Oakland Community College is teaming with Verizon Wireless and Global Electric Electronic Processing (GEEP) to sponsor two electronic waste (e-waste) recycling events at the Royal Oak and Southfield campuses. The event is sponsored by OCC’s Sustainability Committee in support of Campus Sustainability Month.

e-Waste collection times, dates and locations are:

  • Saturday, October 17, 9 a.m. – 1 p.m. at the OCC Royal Oak Campus South parking lot, 218 W. Hudson Ave., Royal Oak (corner of S. Washington Ave. and West Hudson Ave.)
  • Saturday, October 24, 9 a.m. – 1 p.m. at the OCC Southfield Campus, West parking lot, 22322 Rutland Drive, Southfield

GEEP will collect approved e-waste from students, staff, faculty and Oakland County community residents and transport the waste to the company’s facility.

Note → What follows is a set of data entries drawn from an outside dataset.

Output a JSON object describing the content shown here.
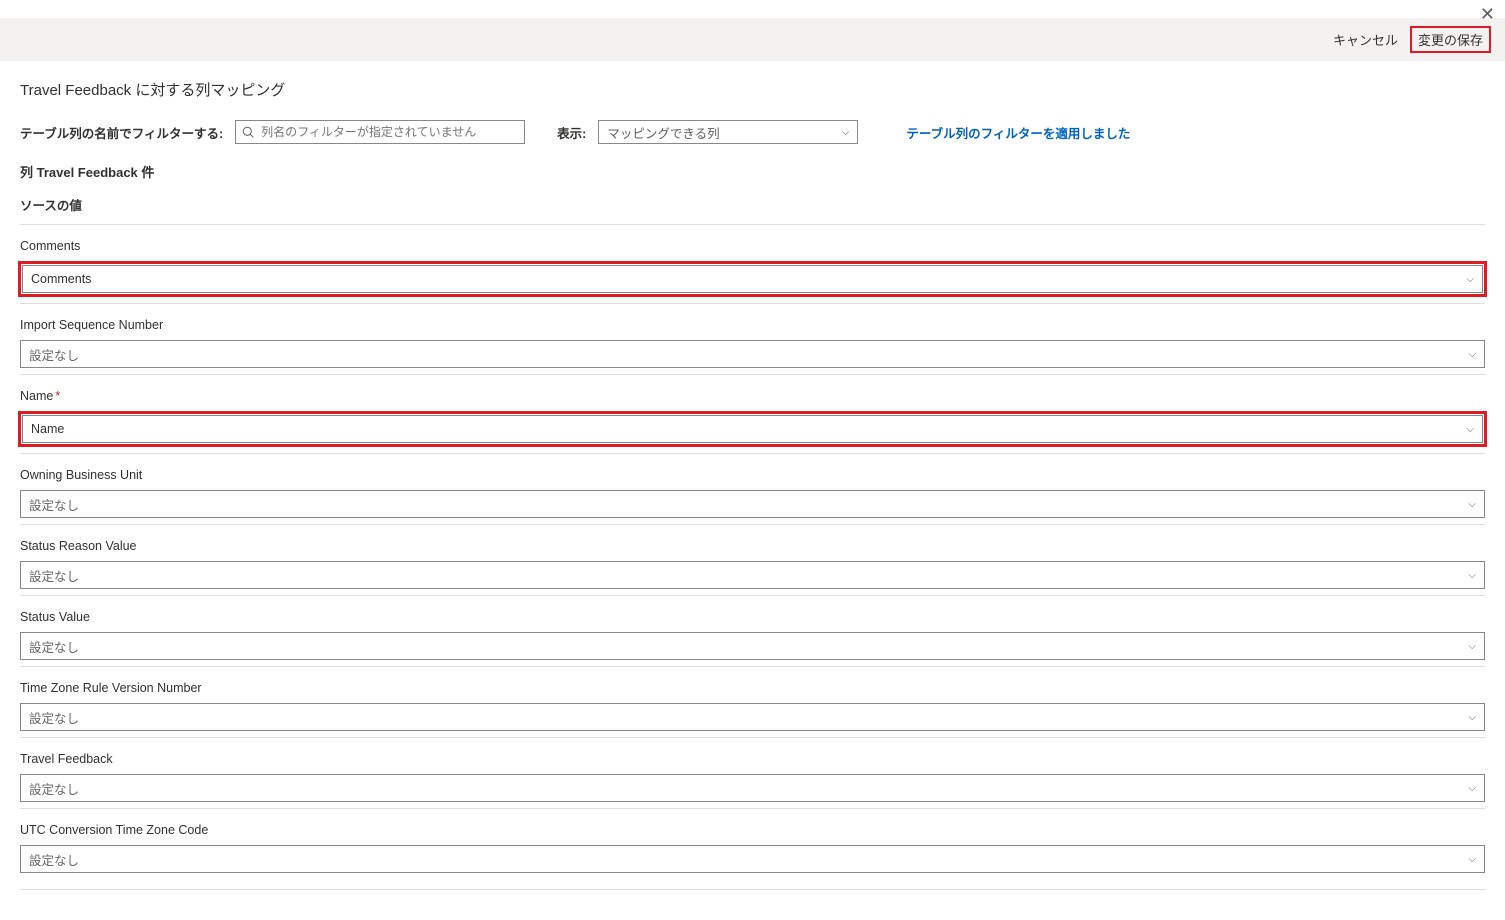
{
  "close": {
    "glyph": "✕"
  },
  "header": {
    "cancel": "キャンセル",
    "save": "変更の保存"
  },
  "title": "Travel Feedback に対する列マッピング",
  "filter": {
    "label": "テーブル列の名前でフィルターする:",
    "placeholder": "列名のフィルターが指定されていません",
    "display_label": "表示:",
    "display_value": "マッピングできる列",
    "applied_text": "テーブル列のフィルターを適用しました"
  },
  "section": {
    "head": "列 Travel Feedback 件",
    "sub": "ソースの値"
  },
  "fields": [
    {
      "label": "Comments",
      "value": "Comments",
      "required": false,
      "muted": false,
      "highlight": true
    },
    {
      "label": "Import Sequence Number",
      "value": "設定なし",
      "required": false,
      "muted": true,
      "highlight": false
    },
    {
      "label": "Name",
      "value": "Name",
      "required": true,
      "muted": false,
      "highlight": true
    },
    {
      "label": "Owning Business Unit",
      "value": "設定なし",
      "required": false,
      "muted": true,
      "highlight": false
    },
    {
      "label": "Status Reason Value",
      "value": "設定なし",
      "required": false,
      "muted": true,
      "highlight": false
    },
    {
      "label": "Status Value",
      "value": "設定なし",
      "required": false,
      "muted": true,
      "highlight": false
    },
    {
      "label": "Time Zone Rule Version Number",
      "value": "設定なし",
      "required": false,
      "muted": true,
      "highlight": false
    },
    {
      "label": "Travel Feedback",
      "value": "設定なし",
      "required": false,
      "muted": true,
      "highlight": false
    },
    {
      "label": "UTC Conversion Time Zone Code",
      "value": "設定なし",
      "required": false,
      "muted": true,
      "highlight": false
    }
  ]
}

“We make it easy for those wishing to drop off their electronic waste items,” said Mike Halaburda, OCC facilities manager. “OCC employee volunteers and GEEP team members will collect items from cars that drive up to the event drop-off station at our OCC parking lots in Royal Oak and Southfield. When the collection is over, we transport it to a local GEEP facility for processing.”

Over the past three years, OCC has collected over 61,000 pounds of waste. In previous years, collections have included special recycling in our community including used phones for Haven.

The following items will be accepted: computers, laptops, printers, copiers, cell phones, office phones, microwaves, chargers, TVs, cable boxes, lithium ion and car batteries, hard drives, industrial equipment, personal electronics, radios, computer monitors, audio equipment, routers, circuit boards, cables, wires, cords and home appliances.

The following materials will not be accepted: bio-hazard material, radioactive material, VHS tapes, CDs, Freon-containing devices, alkaline batteries, leaking batteries, any non-electronics and hazardous waste (such as paint or oil).